Τὸ ἀσώματον ἂν ἐν σώματι κατασχεθῇ, οὐ συγκλεισθῆναι δέει ὡς ἐν ζωγρείῳ θηρίον· συγκλεῖσαι γὰρ αὐτὸ οὐδὲν οὕτω δύναται καὶ περιλαβεῖν σῶμα οὐδ᾿ ὡς ἀσκὸς ὑγρὸν τι ἕλκειν ἢ πνεῦμα, ἀλλ᾿ αὐτὸ δεῖ ὑποστῆσαι δυνάμεις ῥεπούσας ἀπὸ τῆς πρὸς αὐτὸ ἑνώσεως εἰς τὸ ἔξω, αἷς δὴ κατιὸν συμπλέκεται τῷ σώματι· δι᾿ ἐκτάσεως οὖν ἀρρήτου τῆς ἑαυτοῦ ἡ εἰς σῶμα σύνερξις. διὸ οὐδ᾿ ἄλλο αὐτὸ καταδεῖ, ἀλλ᾿ αὐτὸ ἑαυτό, οὐδὲ λύει τοίνυν θραυσθὲν τὸ σῶμα καὶ φθαρέν, ἀλλ᾿ αὐτὸ ἑαυτὸ στραφὲν ἐκ τῆς προσπαθείας.

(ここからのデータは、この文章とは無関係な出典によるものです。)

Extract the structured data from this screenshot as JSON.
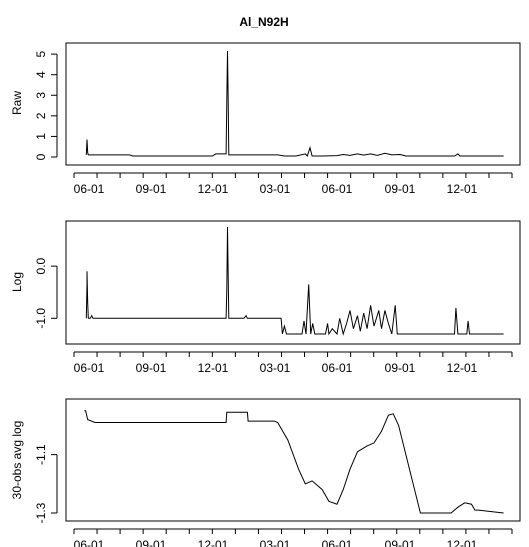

非物体的なものが物体的なものに含まれている場合でも、檻の中の動物のように閉じこめられなくてはならないわけではない。というのも、それを閉じこめたり取り巻いたりすることは物体にはできないし、革袋がなんらかの液体や空気を入れるようにもできないからだ。そうではなく、非物体的なものは、それ(非物体的なもの)との結合によって外在化へと向かう力を実体化しなくてはならないのである。かくしてそれは下り、物体と一体になる。名状しがたい自身の拡張によって、物体に結合するのである。ゆえに、それは自身以外になにものも必要とせず、離れるときも、物体の破損や消滅によってではなく、非物体それ自身の熱意が逸れるがためなのである。